Embora muitas vezes chamados romanticamente de “guardiões da floresta”, a verdade é que os povos indígenas e comunidades tradicionais são seus legítimos donos, ou, de acordo com sua cosmovisão, são parte dela.
Mas a centralidade de sua importância nessa nova lógica econômica não se reflete ainda em indicadores financeiros e sociais. Com quase meio bilhão de pessoas, a população indígena representa cerca de 6% da população global e concentra 18% daqueles em extrema pobreza, com expectativas de vida que podem ser até 20 anos menores que a média nacional em alguns países (Banco Mundial, 2025).
E, nem mesmo no próprio fluxo de financiamento climático, que deveria ser mais sensível ao tópico, o ponteiro parece se mexer: entre 2011 e 2021, menos de 1% do financiamento climático global chegou diretamente aos povos indígenas e comunidades tradicionais (RFN, 2021). Essa disparidade, que era previsível na dinâmica da economia anterior, tornou-se insustentável – moral, climática e economicamente – na configuração da nova economia.
TFFF – uma nova lógica de arquitetura financeira e de poder?
O Tropical Forests Forever Facility (TFFF), se bem-sucedido, pode mudar isso. É um mecanismo baseado em resultados: recompensa países de florestas tropicais que controlam o desmatamento e preservam suas florestas.

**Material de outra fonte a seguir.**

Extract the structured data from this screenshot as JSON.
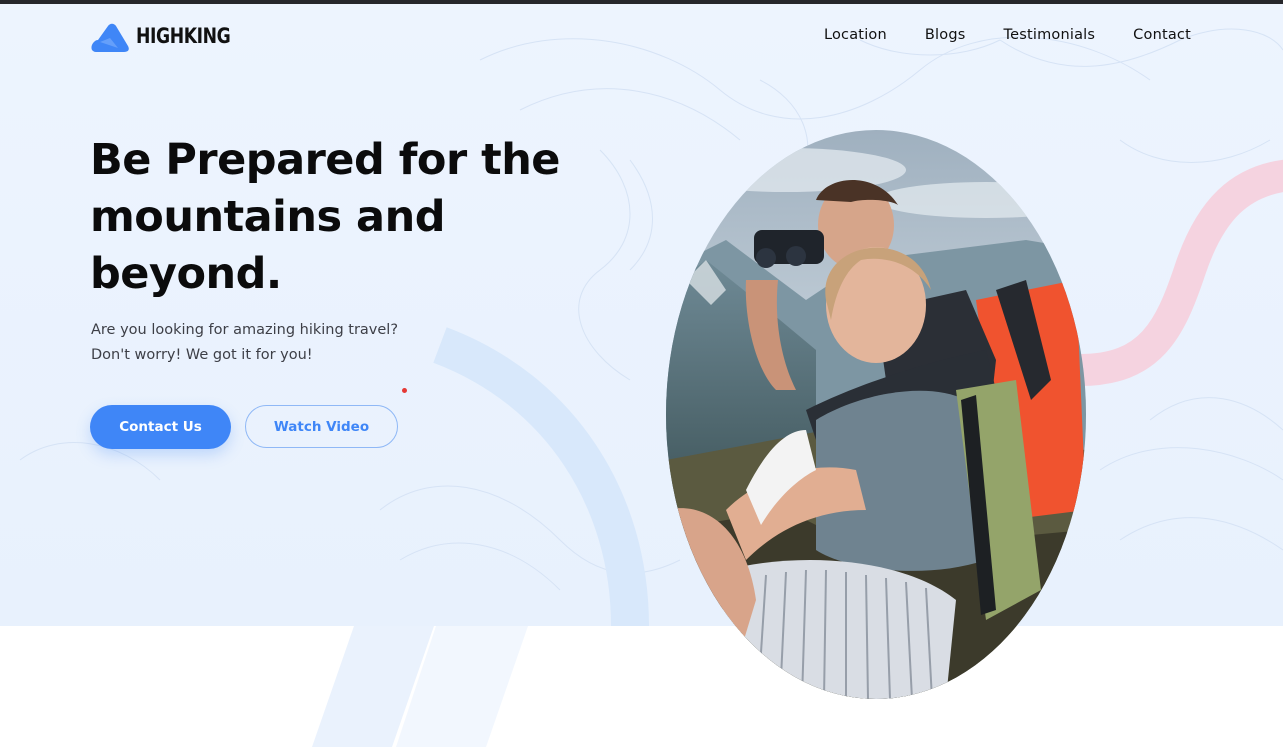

A estimativa é que o TFFF mobilize até US$ 125 bilhões de recursos com pagamentos atrelados à manutenção da floresta em pé.

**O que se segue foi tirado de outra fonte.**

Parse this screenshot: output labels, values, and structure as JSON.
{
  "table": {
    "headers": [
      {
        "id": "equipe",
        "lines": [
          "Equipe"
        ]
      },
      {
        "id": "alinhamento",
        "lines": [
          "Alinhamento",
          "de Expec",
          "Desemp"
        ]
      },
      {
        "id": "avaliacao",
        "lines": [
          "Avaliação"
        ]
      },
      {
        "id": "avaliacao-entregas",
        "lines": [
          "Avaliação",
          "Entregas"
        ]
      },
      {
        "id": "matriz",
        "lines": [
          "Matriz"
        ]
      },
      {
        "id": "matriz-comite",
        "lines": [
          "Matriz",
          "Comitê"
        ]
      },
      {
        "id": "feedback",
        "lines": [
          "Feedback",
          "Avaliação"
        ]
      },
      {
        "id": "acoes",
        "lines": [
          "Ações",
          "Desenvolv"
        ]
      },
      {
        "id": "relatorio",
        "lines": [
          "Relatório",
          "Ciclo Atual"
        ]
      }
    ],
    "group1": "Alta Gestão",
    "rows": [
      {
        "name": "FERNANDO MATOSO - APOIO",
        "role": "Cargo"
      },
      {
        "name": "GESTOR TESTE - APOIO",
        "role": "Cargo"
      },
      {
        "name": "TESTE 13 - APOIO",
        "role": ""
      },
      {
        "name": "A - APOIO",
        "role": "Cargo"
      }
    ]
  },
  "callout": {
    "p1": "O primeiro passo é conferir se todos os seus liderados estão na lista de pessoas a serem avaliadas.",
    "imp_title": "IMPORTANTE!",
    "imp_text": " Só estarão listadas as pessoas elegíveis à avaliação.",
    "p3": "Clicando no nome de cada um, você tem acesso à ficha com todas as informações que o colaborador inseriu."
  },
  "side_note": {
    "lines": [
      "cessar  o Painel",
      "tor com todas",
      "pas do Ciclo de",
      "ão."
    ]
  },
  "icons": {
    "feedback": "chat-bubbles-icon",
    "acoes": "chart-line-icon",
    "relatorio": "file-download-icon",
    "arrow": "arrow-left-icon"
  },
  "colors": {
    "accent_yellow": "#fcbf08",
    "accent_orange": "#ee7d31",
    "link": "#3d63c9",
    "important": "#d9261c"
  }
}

Usando o cenário simulado pela NDC brasileira (a meta de redução de emissões de gases de efeito estufa do país), que prevê taxa de desmatamento zero em todos os biomas e degradação controlada em 2030, o pagamento projetado poderia chegar a R$ 7 bilhões por ano para o Brasil. Desse valor, no mínimo 20%, ou cerca de R$ 1,4 bilhão, devem ser destinados diretamente aos nossos povos indígenas e comunidades tradicionais, em contas segregadas e com governança própria.
Essa destinação obrigatória é apenas um primeiro passo, mas carrega um simbolismo profundo. Ela anuncia uma decolonização possível, não apenas simbólica, mas financeira, institucional e política. Representa o início de uma transferência direta e material de valor. O verdadeiro teste será saber se o eixo de poder sobre esse capital natural e financeiro também mudará de lugar.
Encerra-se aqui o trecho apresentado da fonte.